# Two Mosses: Fissidens?



## Virc003 (Aug 18, 2011)

Can anyone identify what these two mosses are? I am nearly positive sample B is some type of Fissidens. Sample A, however, I am not so sure. Any ideas? Thanks for any response.


----------



## miremonster (Mar 26, 2006)

Hello Virc003, for ID of mosses and also plants in general knowing the provenance is often helpful for narrowing the possibilities. Are they found in the nature, and if so, where and in what kind of habitat? Or did you obtain them already as aquarium mosses from the trade or other hobbyists?

A is IMO no Fissidens because the leaves are not distichous = not strongly arranged in 2 rows along the stem, in one plane. There are several mosses looking similar to this, more details would be needed for ID.

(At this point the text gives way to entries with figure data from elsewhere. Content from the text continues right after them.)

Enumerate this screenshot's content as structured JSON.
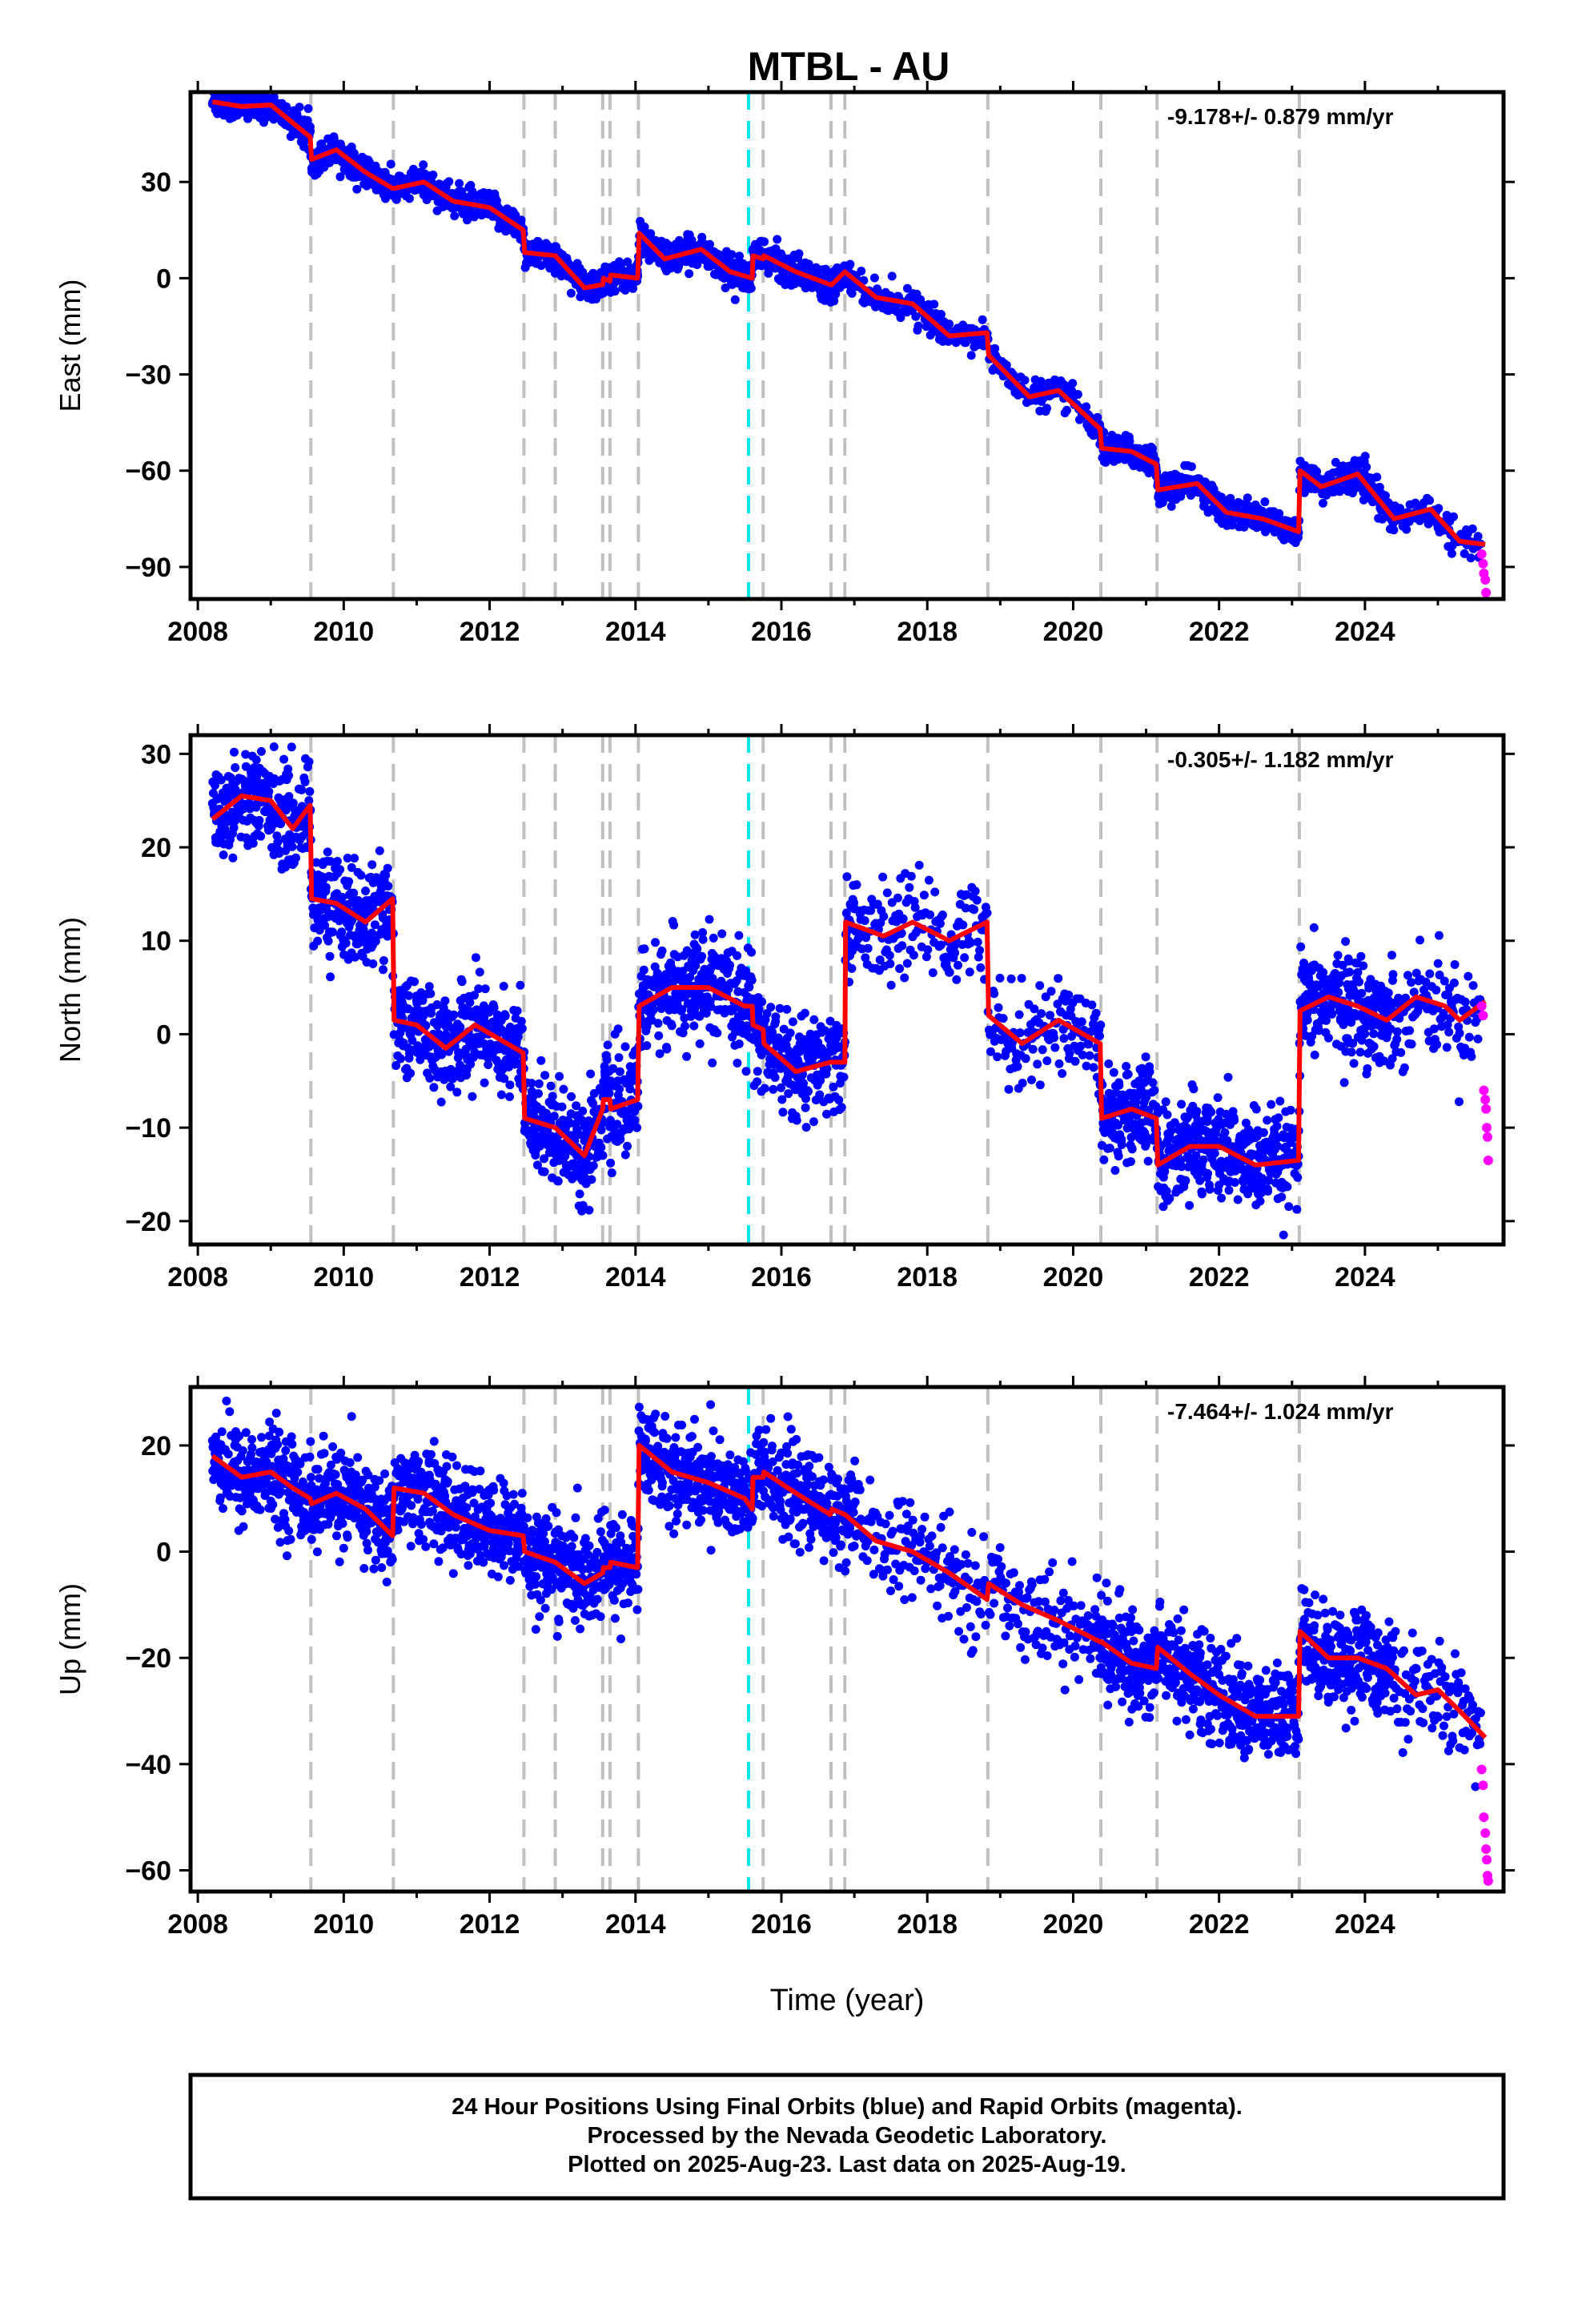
{
  "title": "MTBL - AU",
  "xlabel": "Time (year)",
  "footer": [
    "24 Hour Positions Using Final Orbits (blue) and Rapid Orbits (magenta).",
    "Processed by the Nevada Geodetic Laboratory.",
    "Plotted on 2025-Aug-23. Last data on 2025-Aug-19."
  ],
  "colors": {
    "final_orbits": "#0000ff",
    "rapid_orbits": "#ff00ff",
    "model": "#ff0000",
    "equipment_change": "#c0c0c0",
    "earthquake": "#00e5ee"
  },
  "chart_data": [
    {
      "type": "scatter",
      "component": "east",
      "ylabel": "East (mm)",
      "rate_label": "-9.178+/- 0.879 mm/yr",
      "xlim": [
        2007.9,
        2025.9
      ],
      "ylim": [
        -100,
        58
      ],
      "xticks": [
        2008,
        2010,
        2012,
        2014,
        2016,
        2018,
        2020,
        2022,
        2024
      ],
      "yticks": [
        -90,
        -60,
        -30,
        0,
        30
      ],
      "steps": [
        2009.55,
        2010.68,
        2012.47,
        2012.9,
        2013.55,
        2013.65,
        2014.04,
        2015.75,
        2016.68,
        2016.87,
        2018.83,
        2020.38,
        2021.15,
        2023.1
      ],
      "earthquake": [
        2015.55
      ],
      "model": [
        [
          2008.2,
          55
        ],
        [
          2008.6,
          53.5
        ],
        [
          2009.0,
          54
        ],
        [
          2009.54,
          44
        ],
        [
          2009.56,
          37
        ],
        [
          2009.9,
          40
        ],
        [
          2010.3,
          33
        ],
        [
          2010.67,
          28
        ],
        [
          2010.69,
          28
        ],
        [
          2011.1,
          30
        ],
        [
          2011.5,
          24
        ],
        [
          2012.0,
          22
        ],
        [
          2012.46,
          15
        ],
        [
          2012.48,
          8
        ],
        [
          2012.9,
          7
        ],
        [
          2013.3,
          -3
        ],
        [
          2013.55,
          -2
        ],
        [
          2013.56,
          0
        ],
        [
          2013.65,
          -1
        ],
        [
          2013.66,
          1
        ],
        [
          2014.03,
          0
        ],
        [
          2014.05,
          14
        ],
        [
          2014.4,
          6
        ],
        [
          2014.9,
          9
        ],
        [
          2015.3,
          2
        ],
        [
          2015.6,
          0
        ],
        [
          2015.61,
          7
        ],
        [
          2015.75,
          6
        ],
        [
          2015.76,
          7
        ],
        [
          2016.2,
          2
        ],
        [
          2016.67,
          -2
        ],
        [
          2016.69,
          -2
        ],
        [
          2016.87,
          2
        ],
        [
          2017.3,
          -6
        ],
        [
          2017.8,
          -8
        ],
        [
          2018.3,
          -18
        ],
        [
          2018.82,
          -17
        ],
        [
          2018.84,
          -24
        ],
        [
          2019.4,
          -37
        ],
        [
          2019.8,
          -35
        ],
        [
          2020.37,
          -47
        ],
        [
          2020.39,
          -53
        ],
        [
          2020.8,
          -54
        ],
        [
          2021.14,
          -58
        ],
        [
          2021.16,
          -66
        ],
        [
          2021.7,
          -64
        ],
        [
          2022.1,
          -73
        ],
        [
          2022.6,
          -75
        ],
        [
          2023.09,
          -79
        ],
        [
          2023.11,
          -60
        ],
        [
          2023.4,
          -65
        ],
        [
          2023.9,
          -61
        ],
        [
          2024.4,
          -75
        ],
        [
          2024.9,
          -72
        ],
        [
          2025.3,
          -82
        ],
        [
          2025.65,
          -83
        ]
      ],
      "rapid": [
        [
          2025.6,
          -86
        ],
        [
          2025.62,
          -89
        ],
        [
          2025.63,
          -92
        ],
        [
          2025.65,
          -94
        ],
        [
          2025.66,
          -98
        ]
      ]
    },
    {
      "type": "scatter",
      "component": "north",
      "ylabel": "North (mm)",
      "rate_label": "-0.305+/- 1.182 mm/yr",
      "xlim": [
        2007.9,
        2025.9
      ],
      "ylim": [
        -22.5,
        32
      ],
      "xticks": [
        2008,
        2010,
        2012,
        2014,
        2016,
        2018,
        2020,
        2022,
        2024
      ],
      "yticks": [
        -20,
        -10,
        0,
        10,
        20,
        30
      ],
      "steps": [
        2009.55,
        2010.68,
        2012.47,
        2012.9,
        2013.55,
        2013.65,
        2014.04,
        2015.75,
        2016.68,
        2016.87,
        2018.83,
        2020.38,
        2021.15,
        2023.1
      ],
      "earthquake": [
        2015.55
      ],
      "model": [
        [
          2008.2,
          23
        ],
        [
          2008.6,
          25.5
        ],
        [
          2009.0,
          25
        ],
        [
          2009.3,
          22
        ],
        [
          2009.54,
          24.5
        ],
        [
          2009.56,
          14.5
        ],
        [
          2009.9,
          14
        ],
        [
          2010.3,
          12
        ],
        [
          2010.67,
          14.5
        ],
        [
          2010.69,
          1.5
        ],
        [
          2011.0,
          1
        ],
        [
          2011.4,
          -1.5
        ],
        [
          2011.8,
          1
        ],
        [
          2012.46,
          -2
        ],
        [
          2012.48,
          -9
        ],
        [
          2012.9,
          -10
        ],
        [
          2013.3,
          -13
        ],
        [
          2013.55,
          -8
        ],
        [
          2013.56,
          -7
        ],
        [
          2013.65,
          -7
        ],
        [
          2013.66,
          -8
        ],
        [
          2014.03,
          -7
        ],
        [
          2014.05,
          3
        ],
        [
          2014.5,
          5
        ],
        [
          2015.0,
          5
        ],
        [
          2015.5,
          3
        ],
        [
          2015.6,
          3
        ],
        [
          2015.61,
          1
        ],
        [
          2015.75,
          0.5
        ],
        [
          2015.76,
          -1
        ],
        [
          2016.2,
          -4
        ],
        [
          2016.67,
          -3
        ],
        [
          2016.69,
          -3
        ],
        [
          2016.87,
          -3
        ],
        [
          2016.88,
          12
        ],
        [
          2017.4,
          10.5
        ],
        [
          2017.8,
          12
        ],
        [
          2018.3,
          10
        ],
        [
          2018.82,
          12
        ],
        [
          2018.84,
          2
        ],
        [
          2019.3,
          -1
        ],
        [
          2019.8,
          1.5
        ],
        [
          2020.37,
          -1
        ],
        [
          2020.39,
          -9
        ],
        [
          2020.8,
          -8
        ],
        [
          2021.14,
          -9
        ],
        [
          2021.16,
          -14
        ],
        [
          2021.6,
          -12
        ],
        [
          2022.0,
          -12
        ],
        [
          2022.5,
          -14
        ],
        [
          2023.09,
          -13.5
        ],
        [
          2023.11,
          2.5
        ],
        [
          2023.5,
          4
        ],
        [
          2023.9,
          3
        ],
        [
          2024.3,
          1.5
        ],
        [
          2024.7,
          4
        ],
        [
          2025.1,
          3
        ],
        [
          2025.3,
          1.5
        ],
        [
          2025.65,
          3.5
        ]
      ],
      "rapid": [
        [
          2025.6,
          3
        ],
        [
          2025.62,
          2
        ],
        [
          2025.63,
          -6
        ],
        [
          2025.65,
          -7
        ],
        [
          2025.66,
          -8
        ],
        [
          2025.67,
          -10
        ],
        [
          2025.68,
          -11
        ],
        [
          2025.69,
          -13.5
        ]
      ]
    },
    {
      "type": "scatter",
      "component": "up",
      "ylabel": "Up (mm)",
      "rate_label": "-7.464+/- 1.024 mm/yr",
      "xlim": [
        2007.9,
        2025.9
      ],
      "ylim": [
        -64,
        31
      ],
      "xticks": [
        2008,
        2010,
        2012,
        2014,
        2016,
        2018,
        2020,
        2022,
        2024
      ],
      "yticks": [
        -60,
        -40,
        -20,
        0,
        20
      ],
      "steps": [
        2009.55,
        2010.68,
        2012.47,
        2012.9,
        2013.55,
        2013.65,
        2014.04,
        2015.75,
        2016.68,
        2016.87,
        2018.83,
        2020.38,
        2021.15,
        2023.1
      ],
      "earthquake": [
        2015.55
      ],
      "model": [
        [
          2008.2,
          18
        ],
        [
          2008.6,
          14
        ],
        [
          2009.0,
          15
        ],
        [
          2009.3,
          12
        ],
        [
          2009.54,
          10
        ],
        [
          2009.56,
          9
        ],
        [
          2009.9,
          11
        ],
        [
          2010.3,
          8
        ],
        [
          2010.67,
          3
        ],
        [
          2010.69,
          12
        ],
        [
          2011.1,
          11
        ],
        [
          2011.5,
          7
        ],
        [
          2012.0,
          4
        ],
        [
          2012.46,
          3
        ],
        [
          2012.48,
          0
        ],
        [
          2012.9,
          -2
        ],
        [
          2013.3,
          -6
        ],
        [
          2013.55,
          -4
        ],
        [
          2013.56,
          -3
        ],
        [
          2013.65,
          -3
        ],
        [
          2013.66,
          -2
        ],
        [
          2014.03,
          -3
        ],
        [
          2014.05,
          20
        ],
        [
          2014.5,
          15
        ],
        [
          2015.0,
          13
        ],
        [
          2015.5,
          10
        ],
        [
          2015.6,
          8
        ],
        [
          2015.61,
          14
        ],
        [
          2015.75,
          14
        ],
        [
          2015.76,
          15
        ],
        [
          2016.2,
          11
        ],
        [
          2016.67,
          7
        ],
        [
          2016.69,
          8
        ],
        [
          2016.87,
          7
        ],
        [
          2017.3,
          2
        ],
        [
          2017.8,
          0
        ],
        [
          2018.3,
          -4
        ],
        [
          2018.82,
          -9
        ],
        [
          2018.84,
          -6
        ],
        [
          2019.3,
          -10
        ],
        [
          2019.8,
          -13
        ],
        [
          2020.37,
          -17
        ],
        [
          2020.39,
          -17
        ],
        [
          2020.8,
          -21
        ],
        [
          2021.14,
          -22
        ],
        [
          2021.16,
          -18
        ],
        [
          2021.6,
          -23
        ],
        [
          2022.0,
          -27
        ],
        [
          2022.5,
          -31
        ],
        [
          2023.09,
          -31
        ],
        [
          2023.11,
          -15
        ],
        [
          2023.5,
          -20
        ],
        [
          2023.9,
          -20
        ],
        [
          2024.3,
          -22
        ],
        [
          2024.7,
          -27
        ],
        [
          2025.0,
          -26
        ],
        [
          2025.3,
          -30
        ],
        [
          2025.65,
          -35
        ]
      ],
      "rapid": [
        [
          2025.6,
          -41
        ],
        [
          2025.62,
          -44
        ],
        [
          2025.63,
          -50
        ],
        [
          2025.65,
          -53
        ],
        [
          2025.66,
          -56
        ],
        [
          2025.67,
          -58
        ],
        [
          2025.68,
          -61
        ],
        [
          2025.69,
          -62
        ]
      ]
    }
  ]
}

B is 100% a Fissidens and looks to me like F. fontanus. But there are 5 other fully aquatic Fissidens species that are closely related and very similar to fontanus, for example in the eastern and southeastern U.S. Fissidens hallianus. These 5 other fontanus-like species aren't yet known as aquarium mosses, AFAIK. (altogether there are ca. 450 Fissidens species worldwide)


----------



## Tyrone (Oct 31, 2013)

A: Willow moss


Sent from my iPhone using Tapatalk


----------



## miremonster (Mar 26, 2006)

I'm not sure if A is a Fontinalis (willow moss). Too few details visible.


----------



## Virc003 (Aug 18, 2011)

Thanks for both of your help. I suspected A was not fissidens and you two have confirmed my suspicion.


----------